The most likely option for regulation was introducing a cap on the amount a private parking enforcement company could demand from a motorist who has had their wheel clamped.
His comments follow Transport Minister Phil Twyford saying he thought wheel clampers were "bottom feeders" and personally wanted the practice made illegal.
"It is time to change the law and either ban wheel clamping or regulate it," Twyford told Stuff.
A spokeswoman for Twyford declined to comment when asked by the Herald.
Currently there is no limit to what someone can charge for removing a clamp from the wheel of a car parked on private property, as the industry is regulated only by a voluntary code of conduct.
• READ MORE: Cowboy clampers lying in wait to clamp wheels in seconds
• READ MORE: Clamped twice in one hour: Auckland woman stung with $300 in fees
• READ MORE: Clamped while in the car: Auckland motorists crying foul at clampers' fees
In October last year, police were powerless to intervene when a couple was charged $760 by a Ponsonby antiques shop owner to remove a clamp.

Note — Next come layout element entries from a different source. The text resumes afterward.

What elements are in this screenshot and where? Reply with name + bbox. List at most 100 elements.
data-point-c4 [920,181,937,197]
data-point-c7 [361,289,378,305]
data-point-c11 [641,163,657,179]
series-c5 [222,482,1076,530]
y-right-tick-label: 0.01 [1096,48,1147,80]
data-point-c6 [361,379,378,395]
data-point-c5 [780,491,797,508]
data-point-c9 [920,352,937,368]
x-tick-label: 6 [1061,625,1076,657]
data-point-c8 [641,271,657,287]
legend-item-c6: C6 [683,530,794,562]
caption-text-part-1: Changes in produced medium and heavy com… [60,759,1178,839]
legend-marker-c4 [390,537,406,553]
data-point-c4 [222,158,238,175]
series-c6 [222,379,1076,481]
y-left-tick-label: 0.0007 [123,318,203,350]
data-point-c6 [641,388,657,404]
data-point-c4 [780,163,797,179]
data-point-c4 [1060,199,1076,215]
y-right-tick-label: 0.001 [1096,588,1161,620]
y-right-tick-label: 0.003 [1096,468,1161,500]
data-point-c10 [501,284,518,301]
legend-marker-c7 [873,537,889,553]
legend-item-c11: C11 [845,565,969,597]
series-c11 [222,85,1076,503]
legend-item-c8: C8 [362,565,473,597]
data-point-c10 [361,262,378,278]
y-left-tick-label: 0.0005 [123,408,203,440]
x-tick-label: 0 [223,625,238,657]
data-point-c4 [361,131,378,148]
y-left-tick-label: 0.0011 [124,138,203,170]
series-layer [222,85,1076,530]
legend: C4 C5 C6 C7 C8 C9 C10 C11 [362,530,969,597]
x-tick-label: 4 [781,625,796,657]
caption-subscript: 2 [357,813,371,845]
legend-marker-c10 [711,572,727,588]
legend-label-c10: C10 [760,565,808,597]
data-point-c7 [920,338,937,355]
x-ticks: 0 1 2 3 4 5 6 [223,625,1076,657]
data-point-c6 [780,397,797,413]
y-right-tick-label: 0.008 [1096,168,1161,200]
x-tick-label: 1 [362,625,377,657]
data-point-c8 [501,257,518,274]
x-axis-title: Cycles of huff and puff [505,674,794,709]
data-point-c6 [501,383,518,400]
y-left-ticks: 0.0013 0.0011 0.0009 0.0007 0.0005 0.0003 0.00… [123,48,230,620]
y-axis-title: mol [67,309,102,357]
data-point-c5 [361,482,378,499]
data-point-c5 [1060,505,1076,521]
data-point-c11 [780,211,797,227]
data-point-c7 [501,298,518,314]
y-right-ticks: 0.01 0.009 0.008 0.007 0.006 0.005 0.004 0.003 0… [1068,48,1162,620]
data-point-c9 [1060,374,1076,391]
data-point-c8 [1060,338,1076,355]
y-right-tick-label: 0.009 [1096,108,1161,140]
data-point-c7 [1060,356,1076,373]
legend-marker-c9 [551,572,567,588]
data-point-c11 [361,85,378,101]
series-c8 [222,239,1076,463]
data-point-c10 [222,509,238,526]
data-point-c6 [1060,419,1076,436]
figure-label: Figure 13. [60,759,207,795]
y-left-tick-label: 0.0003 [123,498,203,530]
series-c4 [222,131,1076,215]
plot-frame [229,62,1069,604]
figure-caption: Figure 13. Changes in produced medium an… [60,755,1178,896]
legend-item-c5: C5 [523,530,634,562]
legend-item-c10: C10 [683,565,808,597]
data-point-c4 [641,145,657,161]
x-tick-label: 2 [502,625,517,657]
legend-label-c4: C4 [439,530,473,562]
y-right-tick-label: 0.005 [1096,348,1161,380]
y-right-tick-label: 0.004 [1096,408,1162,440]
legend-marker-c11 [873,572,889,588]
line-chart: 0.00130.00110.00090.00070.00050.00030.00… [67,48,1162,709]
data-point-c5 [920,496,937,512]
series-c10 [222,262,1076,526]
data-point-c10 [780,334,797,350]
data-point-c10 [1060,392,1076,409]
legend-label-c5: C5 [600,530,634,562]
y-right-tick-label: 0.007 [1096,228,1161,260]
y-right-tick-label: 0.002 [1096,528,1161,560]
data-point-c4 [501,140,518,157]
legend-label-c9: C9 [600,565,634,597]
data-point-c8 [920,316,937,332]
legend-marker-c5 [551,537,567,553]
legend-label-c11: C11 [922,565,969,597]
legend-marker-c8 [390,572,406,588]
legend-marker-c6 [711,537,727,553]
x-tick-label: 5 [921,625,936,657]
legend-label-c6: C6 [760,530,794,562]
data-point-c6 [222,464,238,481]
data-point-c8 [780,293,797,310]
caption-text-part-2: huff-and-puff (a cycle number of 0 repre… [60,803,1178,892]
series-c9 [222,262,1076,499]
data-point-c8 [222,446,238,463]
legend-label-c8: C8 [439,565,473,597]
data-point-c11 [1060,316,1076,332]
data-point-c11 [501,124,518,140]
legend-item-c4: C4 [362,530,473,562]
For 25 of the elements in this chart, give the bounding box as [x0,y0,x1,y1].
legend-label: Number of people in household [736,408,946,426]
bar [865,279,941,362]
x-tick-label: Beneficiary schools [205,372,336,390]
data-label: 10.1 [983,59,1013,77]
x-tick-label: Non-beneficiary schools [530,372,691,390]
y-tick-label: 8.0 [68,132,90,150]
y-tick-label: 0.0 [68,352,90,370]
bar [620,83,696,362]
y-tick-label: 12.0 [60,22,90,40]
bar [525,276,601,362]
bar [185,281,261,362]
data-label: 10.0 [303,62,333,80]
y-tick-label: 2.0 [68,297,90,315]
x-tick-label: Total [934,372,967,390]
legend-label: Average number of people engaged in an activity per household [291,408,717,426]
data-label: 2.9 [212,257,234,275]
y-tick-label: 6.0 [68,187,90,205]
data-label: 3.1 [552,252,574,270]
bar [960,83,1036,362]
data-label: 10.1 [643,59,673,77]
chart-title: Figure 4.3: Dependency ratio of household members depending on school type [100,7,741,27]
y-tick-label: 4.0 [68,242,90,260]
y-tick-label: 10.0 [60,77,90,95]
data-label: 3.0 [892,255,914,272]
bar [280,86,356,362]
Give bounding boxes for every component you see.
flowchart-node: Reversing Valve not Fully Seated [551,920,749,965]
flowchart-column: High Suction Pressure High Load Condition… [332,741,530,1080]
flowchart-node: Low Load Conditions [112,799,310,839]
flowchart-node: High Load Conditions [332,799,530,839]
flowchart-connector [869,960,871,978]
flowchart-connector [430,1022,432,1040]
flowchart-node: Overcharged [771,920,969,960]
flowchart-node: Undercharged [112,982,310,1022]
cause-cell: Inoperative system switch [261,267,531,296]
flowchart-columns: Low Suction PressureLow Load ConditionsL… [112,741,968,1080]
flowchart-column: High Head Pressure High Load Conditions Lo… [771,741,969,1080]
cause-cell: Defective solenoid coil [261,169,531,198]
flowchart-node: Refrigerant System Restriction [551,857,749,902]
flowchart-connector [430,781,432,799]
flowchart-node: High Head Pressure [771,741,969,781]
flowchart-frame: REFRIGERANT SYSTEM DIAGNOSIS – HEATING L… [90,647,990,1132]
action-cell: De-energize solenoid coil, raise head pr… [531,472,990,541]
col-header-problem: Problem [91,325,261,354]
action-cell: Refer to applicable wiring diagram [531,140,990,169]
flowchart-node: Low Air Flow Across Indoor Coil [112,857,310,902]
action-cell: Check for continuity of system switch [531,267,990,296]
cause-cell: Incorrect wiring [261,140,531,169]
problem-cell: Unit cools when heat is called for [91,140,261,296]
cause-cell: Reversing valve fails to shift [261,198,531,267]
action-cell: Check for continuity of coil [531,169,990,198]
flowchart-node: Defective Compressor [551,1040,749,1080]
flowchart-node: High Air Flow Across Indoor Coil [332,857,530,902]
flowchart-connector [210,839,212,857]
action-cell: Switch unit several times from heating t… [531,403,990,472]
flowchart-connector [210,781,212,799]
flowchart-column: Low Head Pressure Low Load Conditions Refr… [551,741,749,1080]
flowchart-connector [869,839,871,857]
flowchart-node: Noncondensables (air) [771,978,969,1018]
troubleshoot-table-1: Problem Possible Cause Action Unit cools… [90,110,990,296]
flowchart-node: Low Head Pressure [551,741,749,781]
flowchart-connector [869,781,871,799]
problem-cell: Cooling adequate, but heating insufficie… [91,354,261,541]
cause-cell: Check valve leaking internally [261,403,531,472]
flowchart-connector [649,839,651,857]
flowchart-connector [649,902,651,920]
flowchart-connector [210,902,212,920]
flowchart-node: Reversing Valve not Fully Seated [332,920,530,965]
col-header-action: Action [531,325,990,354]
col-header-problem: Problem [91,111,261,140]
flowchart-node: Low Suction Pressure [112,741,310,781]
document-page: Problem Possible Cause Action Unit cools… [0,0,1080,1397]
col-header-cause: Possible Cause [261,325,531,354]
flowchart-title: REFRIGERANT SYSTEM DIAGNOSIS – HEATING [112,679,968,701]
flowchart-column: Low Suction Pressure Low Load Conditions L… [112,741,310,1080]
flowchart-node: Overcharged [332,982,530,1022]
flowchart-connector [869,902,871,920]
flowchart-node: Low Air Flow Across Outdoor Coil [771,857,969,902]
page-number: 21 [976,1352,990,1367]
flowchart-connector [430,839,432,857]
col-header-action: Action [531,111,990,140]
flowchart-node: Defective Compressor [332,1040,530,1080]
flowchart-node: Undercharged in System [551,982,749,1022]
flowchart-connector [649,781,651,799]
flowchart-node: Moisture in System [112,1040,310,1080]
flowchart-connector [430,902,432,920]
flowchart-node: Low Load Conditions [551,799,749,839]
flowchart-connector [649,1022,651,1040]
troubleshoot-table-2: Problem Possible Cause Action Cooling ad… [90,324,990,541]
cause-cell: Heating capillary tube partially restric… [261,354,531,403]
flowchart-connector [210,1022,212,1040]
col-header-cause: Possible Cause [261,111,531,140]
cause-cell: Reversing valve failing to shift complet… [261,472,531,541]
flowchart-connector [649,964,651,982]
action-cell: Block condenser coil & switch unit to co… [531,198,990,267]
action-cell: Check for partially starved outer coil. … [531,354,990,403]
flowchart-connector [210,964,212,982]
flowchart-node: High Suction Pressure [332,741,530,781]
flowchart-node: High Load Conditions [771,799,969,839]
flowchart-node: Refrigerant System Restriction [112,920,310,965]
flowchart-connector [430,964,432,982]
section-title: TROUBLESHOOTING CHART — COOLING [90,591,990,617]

"When people are being asked for hundreds of dollars instantly or they won't get their car that's when people are getting understandably angry," Faafoi said.
The Minister said he was conscious of fine tuning the balance between the rights of property owners and motorists, and was therefore unlikely to call for a total ban of the controversial practice.
"We're still doing the final work of getting the balance right."
Officials were looking to recommend several options, including capping the amount a motorist could be charged.
Faafoi said that was his preferred option, and other recommendations would address how to enforce it.
Those options were being finalised now and will then taken to cabinet to be signed off.
"We're close to having something that I think will be a rather pragmatic solution to the problem that keeps on eventuating."
Private parking enforcement is currently regulated by a voluntary code, drawn up by industry stakeholders including the Automobile Association and Consumer NZ in 2015.
Both the AA and Consumer have since called for it to be banned outright.
At the time, it was reported the code would help the industry self-regulate and all but eliminate the practice.
As well as allowing a 10-minute grace period, the code states clamping should only be used as a last resort and staff must not use threatening language or behaviour.
Wheel clamping is not illegal on private property in New Zealand, however, the code said breach notices should be issued in the first instance.
Towing should only be used if the car was taking up reserved space or creating a hazard.
Clamping was deemed appropriate only when towing was not a practical option.
The AA's Mark Stockdale said today the organisation had been calling for a ban for a long time - "or, at the very least, for the private parking sector including enforcement providers to be regulated".
"We would welcome any signals that the Government is looking at any sort of regulations of wheel clamping.
"It'd be great if those regulations were a ban, but even if they were required to meet similar standards as the tow truck industry that would be a start."